Fernando Lobo, membre de l’association SWISSAID Genève, témoigne de sa mission de novembre 2015 en Guinée-Bissau où il a visité un projet soutenu par la Fédération genevoise de coopération.

En sortant de l’aéroport à 4h du matin, je fais la connaissance de Braima, le chauffeur du bureau de SWISSAID en Guinée-Bissau. En roulant à travers les rues désertes de Bissau, je constate que presque tous les bâtiments se trouvent en piètre état, y compris au centreville. Le reste du pays se trouve dans des conditions encore plus déplorables. Cependant, je ne vois pas des gens souffrir de la faim. C’est un pays très vert, avec de bonnes réserves souterraines en eau et où les plantes peuvent pousser pratiquement toute l’année.

Dès le lendemain, nous parcourons 40 km pour rejoindre le village de Caio. J’ai rencontré les principaux acteurs ainsi que quelques bénéficiaires des projets suivis par l’association SWISSAID Genève dans la région.

Une jeune présidente fière de son bilan

L’actuelle présidente de l’association des villageois de Caio s’appelle Hodrinirla Monteiro, surnommée «Ocha». Malgré ses 22 ans, elle a été élue par la grande majorité des membres.

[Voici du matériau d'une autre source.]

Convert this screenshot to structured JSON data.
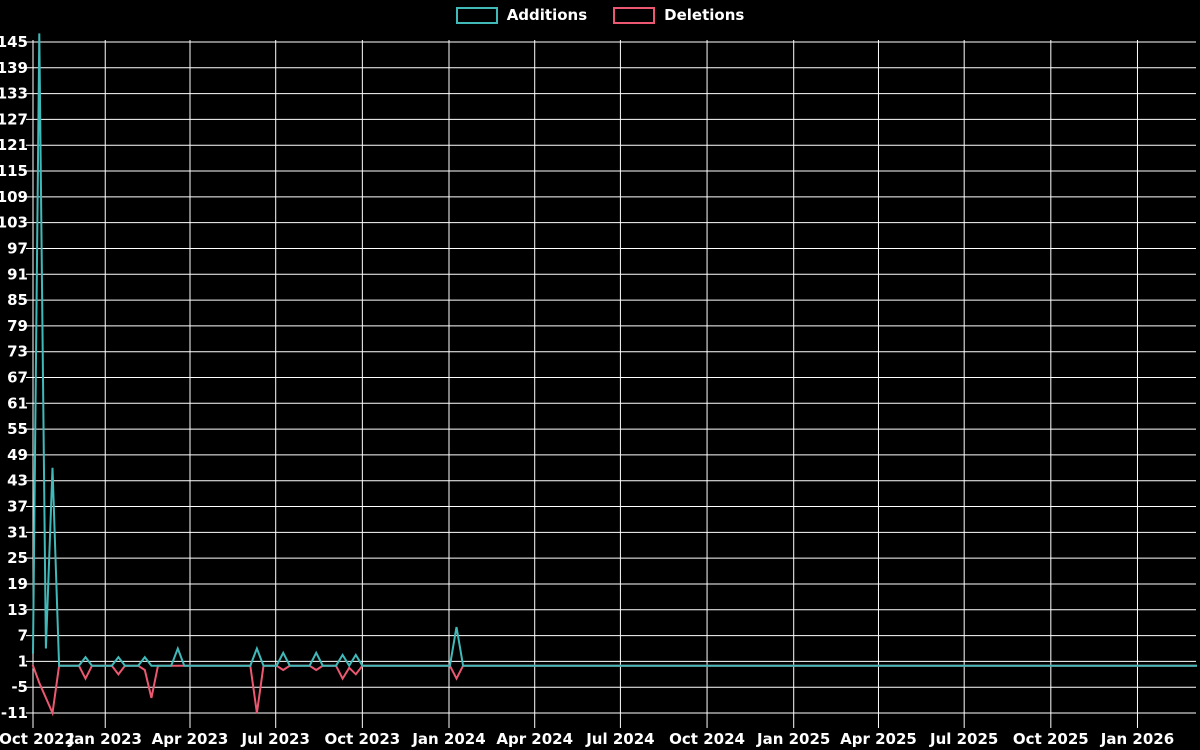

Elle peut être fière de son bilan, puisqu’elle a réussi à redonner de l’espoir pour la poursuite des projets. Caio est ainsi parvenue à régler les questions laissées en suspens par l’ancienne présidente lors de la première étape du projet.

Elle m’a expliqué que les membres de l’association appartiennent principalement à trois ethnies différentes: les Manjaks, les Papels et les Balanta. Lors de cette première étape, l’ancienne présidente n’avait pas tenu compte de ces différences, et cela avait entraîné des tensions internes. Par exemple, les Papels ne pouvaient pas vendre au marché local leurs poissons au-delà de 300 francs CFA, tandis que les autres ethnies pouvaient vendre leurs poissons bien plus cher.

Améliorations pour 300 familles

Aujourd’hui, Ocha a fait en sorte que ce genre de discrimination n’ait plus lieu au sein de l’association, ni même dans la région, grâce à un accord passé avec les autorités locales. Pendant ce temps, les 300 membres de l’association ont créé une Fédération regroupant plusieurs petites associations locales dans divers domaines: l’artisanat, l’horticulture, la pêche et l’apiculture.

Une parcelle de 2 hectares avec des puits a été mise à disposition pour les membres de la Fédération. Prochainement, Ocha souhaite que la Fédération soit capable de mettre en place un système de banque de semences, afin d’atteindre un maximum d’autonomie alimentaire.

La Fédération joue un rôle essentiel pour la valorisation des associations locales et améliore les conditions de travail des 300 familles paysannes bénéficiaires.